地球に僕が滞在している間、勉強を見てやろうか?」
「えっ、クロノが、地球に……? 」
「P・T事件や闇の書事件があった舞台でもあり、そしてなのはやユウト、そしてはやてといった潜在的な素質を持った人材が眠っていた地球。管理局として、しばらく調査と治安維持のために仮だが支部を置くことになった。…今回の公開演習で君たちが注目を集めた結果だ。管理局はどこも人材不足で必死だからな…。現地民との交友関係を考慮して僕が支部長ということになった。」
「執務官って……そういうこともやるんだ。」
「イメージと違ったか?…僕の場合は艦隊勤務だがこその配置でもあるが、もともと執務官は法務・捜査・交渉など多岐にわたる。

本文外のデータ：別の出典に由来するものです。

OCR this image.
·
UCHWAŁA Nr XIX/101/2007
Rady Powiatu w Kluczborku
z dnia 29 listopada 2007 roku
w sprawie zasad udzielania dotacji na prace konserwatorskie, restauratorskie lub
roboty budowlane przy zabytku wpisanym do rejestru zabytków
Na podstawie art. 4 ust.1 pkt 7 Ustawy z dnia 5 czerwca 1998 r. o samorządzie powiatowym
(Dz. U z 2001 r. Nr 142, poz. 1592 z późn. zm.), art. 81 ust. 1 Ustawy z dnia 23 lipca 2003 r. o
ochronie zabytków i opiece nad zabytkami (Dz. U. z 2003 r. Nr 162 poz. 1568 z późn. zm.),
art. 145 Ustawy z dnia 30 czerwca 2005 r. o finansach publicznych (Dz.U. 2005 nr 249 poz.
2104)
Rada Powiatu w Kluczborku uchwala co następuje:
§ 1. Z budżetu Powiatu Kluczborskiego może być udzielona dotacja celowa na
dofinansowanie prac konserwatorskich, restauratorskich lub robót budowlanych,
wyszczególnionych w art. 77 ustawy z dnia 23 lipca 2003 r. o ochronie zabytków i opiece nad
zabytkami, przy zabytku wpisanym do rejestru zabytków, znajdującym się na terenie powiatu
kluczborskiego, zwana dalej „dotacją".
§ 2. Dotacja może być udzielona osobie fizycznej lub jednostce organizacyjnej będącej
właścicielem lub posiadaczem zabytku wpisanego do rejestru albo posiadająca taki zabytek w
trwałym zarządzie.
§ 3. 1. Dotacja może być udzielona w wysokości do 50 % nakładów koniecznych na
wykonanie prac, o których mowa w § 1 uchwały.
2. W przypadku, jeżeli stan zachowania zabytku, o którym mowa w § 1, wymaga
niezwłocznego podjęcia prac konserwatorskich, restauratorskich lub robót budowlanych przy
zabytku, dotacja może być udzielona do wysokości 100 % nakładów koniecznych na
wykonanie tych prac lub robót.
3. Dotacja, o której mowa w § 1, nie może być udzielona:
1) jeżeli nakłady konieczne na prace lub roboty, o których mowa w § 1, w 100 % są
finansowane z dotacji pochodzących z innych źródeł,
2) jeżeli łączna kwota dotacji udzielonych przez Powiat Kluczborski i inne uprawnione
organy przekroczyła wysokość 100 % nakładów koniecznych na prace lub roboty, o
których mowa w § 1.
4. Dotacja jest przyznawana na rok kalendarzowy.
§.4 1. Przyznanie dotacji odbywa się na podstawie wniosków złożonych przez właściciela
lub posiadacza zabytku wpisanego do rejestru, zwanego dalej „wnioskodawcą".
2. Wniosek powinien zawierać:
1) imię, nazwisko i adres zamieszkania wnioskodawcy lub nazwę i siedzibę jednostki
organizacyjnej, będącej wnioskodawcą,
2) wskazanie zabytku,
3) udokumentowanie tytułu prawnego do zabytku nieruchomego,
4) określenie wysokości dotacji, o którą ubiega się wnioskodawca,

地球は活動範囲が広いから、しばらくは君ら嘱託魔導師たちにももっと手伝ってもらうことになるだろう。地球文化の案内も含めてな」
その声に、遠くからひょこっと顔を出したなのはとはやても応える。
「武装隊士官候補生…高町なのは!頑張ります!!」
「同じく特別捜査官兼指揮官補佐八神はやてもがんばるよ~。あんまり無理せんといてや、クロノくん?」
それぞれが自分の道、次の未来へ歩き出す――
地球という“日常”に戻り、また新しい物語が始まる。
良い締め方決まらなかったけどこれにて特務隊編終わりです。